See, now it wasn’t sounding so much like a harmless tapping, now it was sounding like fingers drumming impatiently. And if it was fingers, then it had to be a person… didn’t it? But who would be out there now? And if they wanted to come in, why didn’t they just use their voice?
Yes, fingers drumming now. Whoever owned them was not going away because they knew Crycek was in there and they knew Crycek was awake. That he could hear what it was they were doing. Come out and play. Come out, come out, wherever you are…
Crycek licked his lips and his tongue felt thick, ungainly. “Cook,” he said in a whisper. “Cook…”
But Cook was sleeping and that’s the way it had to be, Crycek knew. For whatever was out there wanted it that way. It would have it no other way. What waited beyond that door was for him and him alone. And the very idea of that filled him with a numb, white silence. The terror on him and in him was so extreme, so marrow-deep, that he thought he would have slit his wrists if a razor had been handy.
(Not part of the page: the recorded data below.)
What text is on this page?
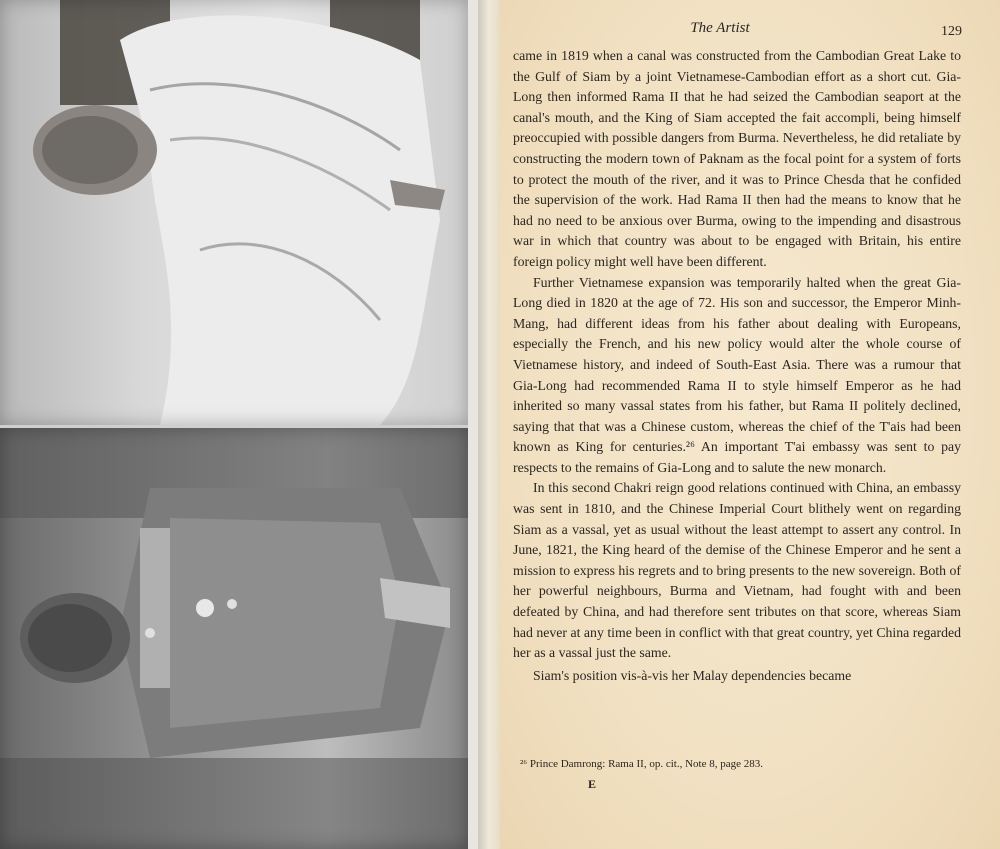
The Artist	129

came in 1819 when a canal was constructed from the Cambodian Great Lake to the Gulf of Siam by a joint Vietnamese-Cambodian effort as a short cut. Gia-Long then informed Rama II that he had seized the Cambodian seaport at the canal's mouth, and the King of Siam accepted the fait accompli, being himself preoccupied with possible dangers from Burma. Nevertheless, he did retaliate by constructing the modern town of Paknam as the focal point for a system of forts to protect the mouth of the river, and it was to Prince Chesda that he confided the supervision of the work. Had Rama II then had the means to know that he had no need to be anxious over Burma, owing to the impending and disastrous war in which that country was about to be engaged with Britain, his entire foreign policy might well have been different.

Further Vietnamese expansion was temporarily halted when the great Gia-Long died in 1820 at the age of 72. His son and successor, the Emperor Minh-Mang, had different ideas from his father about dealing with Europeans, especially the French, and his new policy would alter the whole course of Vietnamese history, and indeed of South-East Asia. There was a rumour that Gia-Long had recommended Rama II to style himself Emperor as he had inherited so many vassal states from his father, but Rama II politely declined, saying that that was a Chinese custom, whereas the chief of the T'ais had been known as King for centuries.²⁶ An important T'ai embassy was sent to pay respects to the remains of Gia-Long and to salute the new monarch.

In this second Chakri reign good relations continued with China, an embassy was sent in 1810, and the Chinese Imperial Court blithely went on regarding Siam as a vassal, yet as usual without the least attempt to assert any control. In June, 1821, the King heard of the demise of the Chinese Emperor and he sent a mission to express his regrets and to bring presents to the new sovereign. Both of her powerful neighbours, Burma and Vietnam, had fought with and been defeated by China, and had therefore sent tributes on that score, whereas Siam had never at any time been in conflict with that great country, yet China regarded her as a vassal just the same.

Siam's position vis-à-vis her Malay dependencies became

²⁶ Prince Damrong: Rama II, op. cit., Note 8, page 283.
E
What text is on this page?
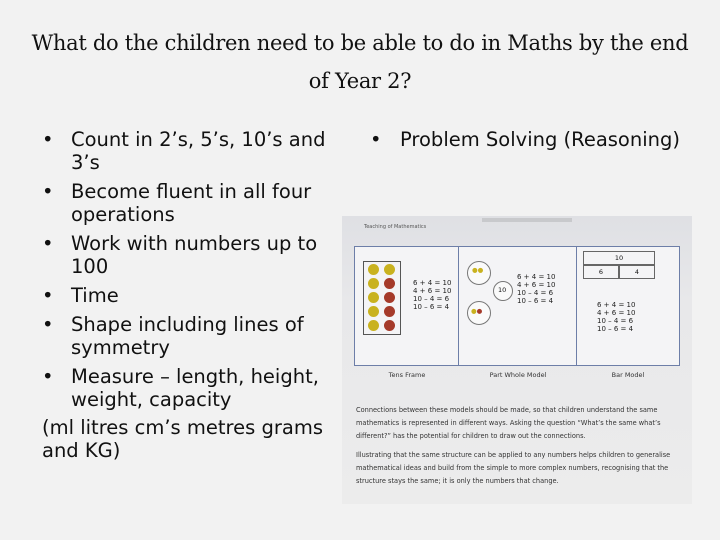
What do the children need to be able to do in Maths by the end of Year 2?
• Count in 2’s, 5’s, 10’s and 3’s
• Become fluent in all four operations
• Work with numbers up to 100
• Time
• Shape including lines of symmetry
• Measure – length, height, weight, capacity
(ml litres cm’s metres grams and KG)
• Problem Solving (Reasoning)
Teaching of Mathematics
6 + 4 = 10
4 + 6 = 10
10 – 4 = 6
10 – 6 = 4
Tens Frame
●●
10
●●
6 + 4 = 10
4 + 6 = 10
10 – 4 = 6
10 – 6 = 4
Part Whole Model
10
6	4
6 + 4 = 10
4 + 6 = 10
10 – 4 = 6
10 – 6 = 4
Bar Model

Connections between these models should be made, so that children understand the same mathematics is represented in different ways. Asking the question “What’s the same what’s different?” has the potential for children to draw out the connections.

Illustrating that the same structure can be applied to any numbers helps children to generalise mathematical ideas and build from the simple to more complex numbers, recognising that the structure stays the same; it is only the numbers that change.
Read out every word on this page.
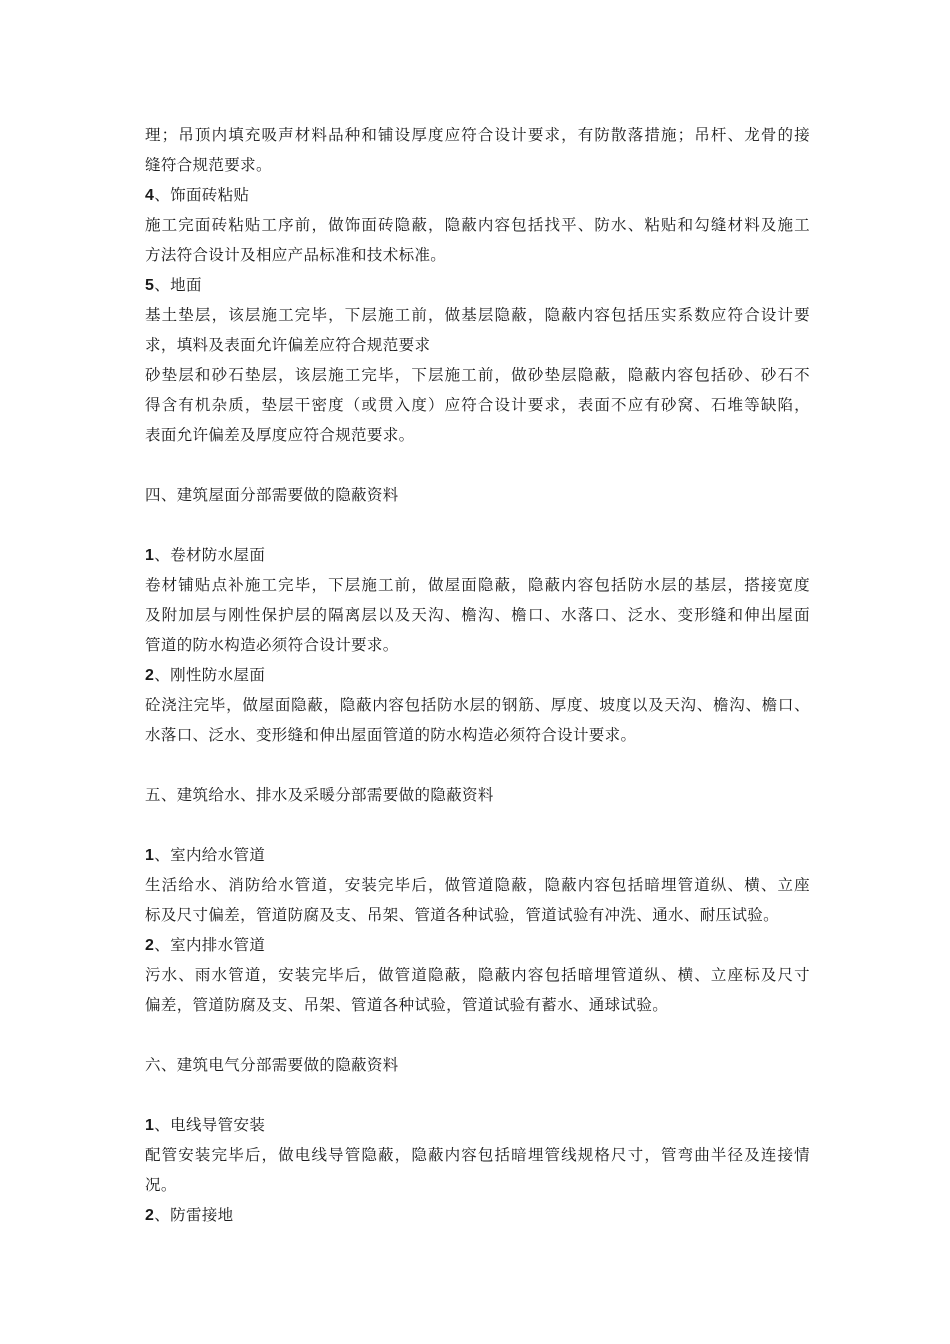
理；吊顶内填充吸声材料品种和铺设厚度应符合设计要求，有防散落措施；吊杆、龙骨的接
缝符合规范要求。
4、饰面砖粘贴
施工完面砖粘贴工序前，做饰面砖隐蔽，隐蔽内容包括找平、防水、粘贴和勾缝材料及施工
方法符合设计及相应产品标准和技术标准。
5、地面
基土垫层，该层施工完毕，下层施工前，做基层隐蔽，隐蔽内容包括压实系数应符合设计要
求，填料及表面允许偏差应符合规范要求
砂垫层和砂石垫层，该层施工完毕，下层施工前，做砂垫层隐蔽，隐蔽内容包括砂、砂石不
得含有机杂质，垫层干密度（或贯入度）应符合设计要求，表面不应有砂窝、石堆等缺陷，
表面允许偏差及厚度应符合规范要求。
四、建筑屋面分部需要做的隐蔽资料
1、卷材防水屋面
卷材铺贴点补施工完毕，下层施工前，做屋面隐蔽，隐蔽内容包括防水层的基层，搭接宽度
及附加层与刚性保护层的隔离层以及天沟、檐沟、檐口、水落口、泛水、变形缝和伸出屋面
管道的防水构造必须符合设计要求。
2、刚性防水屋面
砼浇注完毕，做屋面隐蔽，隐蔽内容包括防水层的钢筋、厚度、坡度以及天沟、檐沟、檐口、
水落口、泛水、变形缝和伸出屋面管道的防水构造必须符合设计要求。
五、建筑给水、排水及采暖分部需要做的隐蔽资料
1、室内给水管道
生活给水、消防给水管道，安装完毕后，做管道隐蔽，隐蔽内容包括暗埋管道纵、横、立座
标及尺寸偏差，管道防腐及支、吊架、管道各种试验，管道试验有冲洗、通水、耐压试验。
2、室内排水管道
污水、雨水管道，安装完毕后，做管道隐蔽，隐蔽内容包括暗埋管道纵、横、立座标及尺寸
偏差，管道防腐及支、吊架、管道各种试验，管道试验有蓄水、通球试验。
六、建筑电气分部需要做的隐蔽资料
1、电线导管安装
配管安装完毕后，做电线导管隐蔽，隐蔽内容包括暗埋管线规格尺寸，管弯曲半径及连接情
况。
2、防雷接地
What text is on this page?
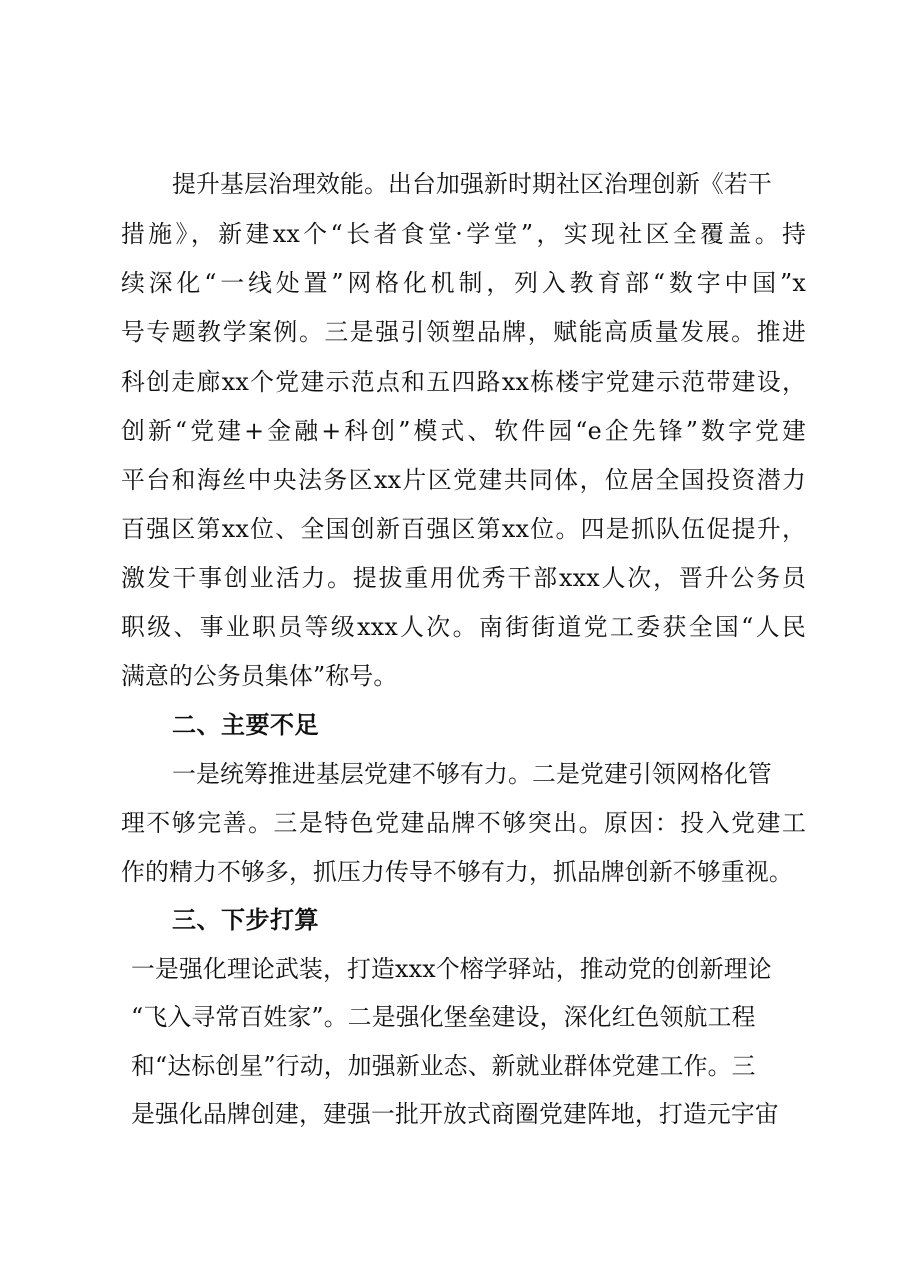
提升基层治理效能。出台加强新时期社区治理创新《若干

措施》，新建xx个“长者食堂·学堂”，实现社区全覆盖。持

续深化“一线处置”网格化机制，列入教育部“数字中国”x

号专题教学案例。三是强引领塑品牌，赋能高质量发展。推进

科创走廊xx个党建示范点和五四路xx栋楼宇党建示范带建设，

创新“党建+金融+科创”模式、软件园“e企先锋”数字党建

平台和海丝中央法务区xx片区党建共同体，位居全国投资潜力

百强区第xx位、全国创新百强区第xx位。四是抓队伍促提升，

激发干事创业活力。提拔重用优秀干部xxx人次，晋升公务员

职级、事业职员等级xxx人次。南街街道党工委获全国“人民

满意的公务员集体”称号。

二、主要不足

一是统筹推进基层党建不够有力。二是党建引领网格化管

理不够完善。三是特色党建品牌不够突出。原因：投入党建工

作的精力不够多，抓压力传导不够有力，抓品牌创新不够重视。

三、下步打算

一是强化理论武装，打造xxx个榕学驿站，推动党的创新理论

“飞入寻常百姓家”。二是强化堡垒建设，深化红色领航工程

和“达标创星”行动，加强新业态、新就业群体党建工作。三

是强化品牌创建，建强一批开放式商圈党建阵地，打造元宇宙
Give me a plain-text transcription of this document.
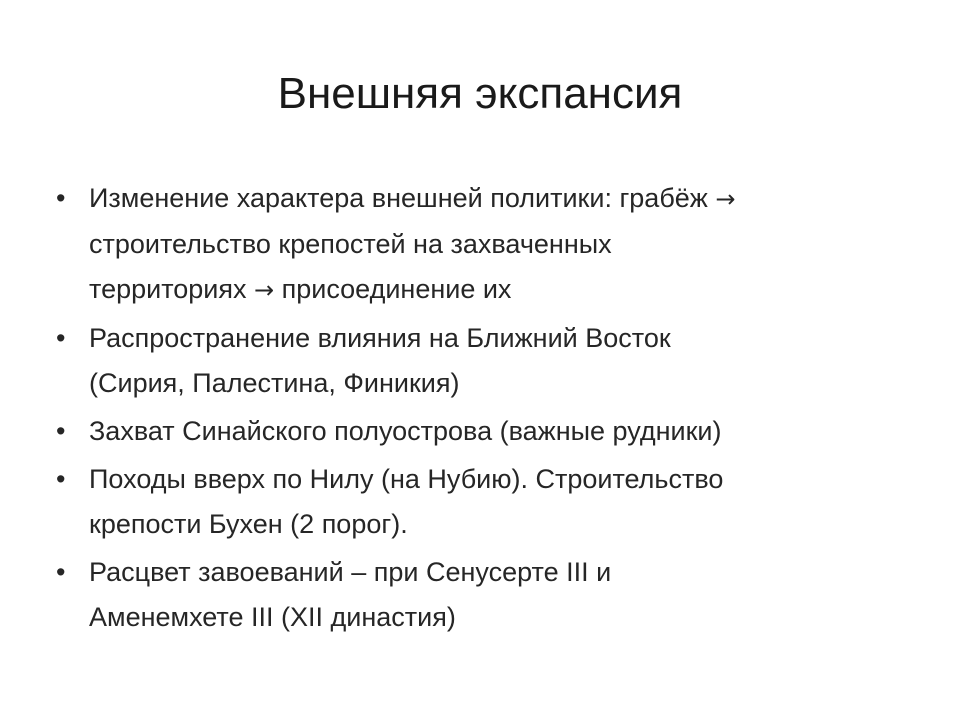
Внешняя экспансия
• Изменение характера внешней политики: грабёж →
строительство крепостей на захваченных
территориях → присоединение их
• Распространение влияния на Ближний Восток
(Сирия, Палестина, Финикия)
• Захват Синайского полуострова (важные рудники)
• Походы вверх по Нилу (на Нубию). Строительство
крепости Бухен (2 порог).
• Расцвет завоеваний – при Сенусерте III и
Аменемхете III (XII династия)
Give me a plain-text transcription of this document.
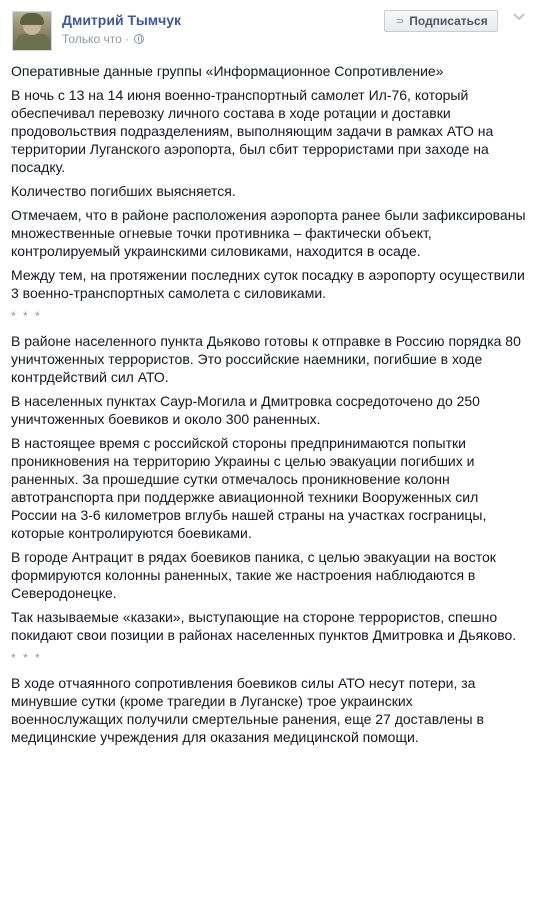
Дмитрий Тымчук
Только что ·
⸧ Подписаться

Оперативные данные группы «Информационное Сопротивление»

В ночь с 13 на 14 июня военно-транспортный самолет Ил-76, который обеспечивал перевозку личного состава в ходе ротации и доставки продовольствия подразделениям, выполняющим задачи в рамках АТО на территории Луганского аэропорта, был сбит террористами при заходе на посадку.

Количество погибших выясняется.

Отмечаем, что в районе расположения аэропорта ранее были зафиксированы множественные огневые точки противника – фактически объект, контролируемый украинскими силовиками, находится в осаде.

Между тем, на протяжении последних суток посадку в аэропорту осуществили 3 военно-транспортных самолета с силовиками.

* * *

В районе населенного пункта Дьяково готовы к отправке в Россию порядка 80 уничтоженных террористов. Это российские наемники, погибшие в ходе контрдействий сил АТО.

В населенных пунктах Саур-Могила и Дмитровка сосредоточено до 250 уничтоженных боевиков и около 300 раненных.

В настоящее время с российской стороны предпринимаются попытки проникновения на территорию Украины с целью эвакуации погибших и раненных. За прошедшие сутки отмечалось проникновение колонн автотранспорта при поддержке авиационной техники Вооруженных сил России на 3-6 километров вглубь нашей страны на участках госграницы, которые контролируются боевиками.

В городе Антрацит в рядах боевиков паника, с целью эвакуации на восток формируются колонны раненных, такие же настроения наблюдаются в Северодонецке.

Так называемые «казаки», выступающие на стороне террористов, спешно покидают свои позиции в районах населенных пунктов Дмитровка и Дьяково.

* * *

В ходе отчаянного сопротивления боевиков силы АТО несут потери, за минувшие сутки (кроме трагедии в Луганске) трое украинских военнослужащих получили смертельные ранения, еще 27 доставлены в медицинские учреждения для оказания медицинской помощи.
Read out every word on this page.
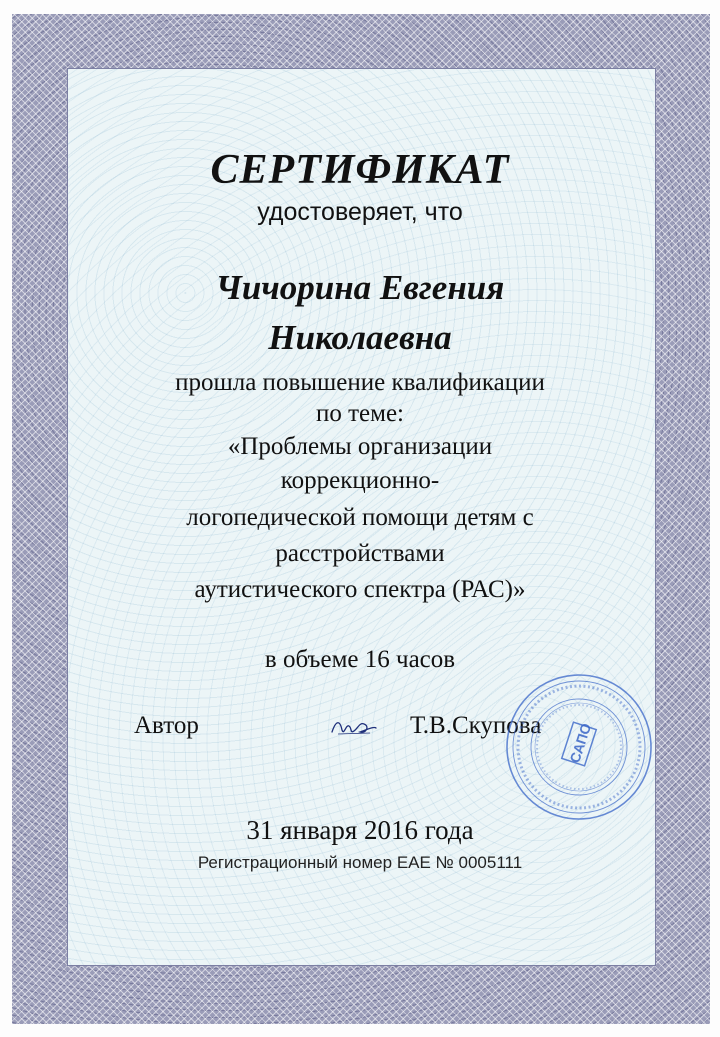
СЕРТИФИКАТ

удостоверяет, что

Чичорина Евгения

Николаевна

прошла повышение квалификации

по теме:

«Проблемы организации

коррекционно-

логопедической помощи детям с

расстройствами

аутистического спектра (РАС)»

в объеме 16 часов

Автор	Т.В.Скупова САПО

31 января 2016 года

Регистрационный номер ЕАЕ № 0005111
He thought: I’ll go back to sleep because I’m probably not even awake.
And outside the door, those fingers kept tapping and drumming. They were getting impatient. For some reason – and Crycek could not begin to imagine what it might be – whoever or whatever was out there, could not just burst in, they needed to be invited in. Like a vampire scratching at your window or clawing at your door, you had to let them in. But why? Crycek did not know, but maybe it was just the politics of this particular virus of madness.
Crycek got up, stood over Fabrini for a moment, but Fabrini was lost in a deep, almost narcotic slumber from which there was no waking. Cook was stretched out like a body on a slab and was pretty much lost to the world.
Crycek turned to the door.
He stopped two or three feet away, balling his hands into fists so they wouldn’t inadvertently reach up and pull the latch, let that clutch of creeping shadows come whispering in. Because it was there: a need to open that door. That crazy, suicidal urge the human animal has at times, to destroy itself completely just for the morbid thrill of it. Like having a gun in your hand and wanting to feel the cold steel of the barrel against your temple or wondering what it might be like to dive out a tenth-story window. The urge was there. And at times of great stress or confusion, it became active, wanted to assert itself. Such a time was now for Crycek. His fingertips were actually tingling, wanting to feel the latch beneath them. Wanting to know it. Just as his ears wanted to hear the creak of that latch, his eyes wanted see that grinning malignancy on the other side, just for one shivering second before his mind blew apart from the sheer horror of it-
“What the hell are you doing, Crycek?” a voice on the other side of the door wanted to know. “Why are you just standing there, you goddamn idiot? What aren’t your hands opening this door and letting me in?”
That voice… maybe not real at all, maybe just echoing through the silent corridors of his brain… it was human, or nearly so. But funny. Like it was full of wet sand. Crycek recognized the voice: it was Morse. Captain Morse. The skipper of the Mara Corday and Crycek’s boss.
He wanted to come in. He sounded pissed-off and desperate.
But was it Morse? Maybe Morse had survived and maybe he hadn’t. Maybe there was only this voice and nothing corporeal to go with it.
“Crycek? Crycek, what in God’s name do you think you’re doing?” Morse said with that thick, slopping voice.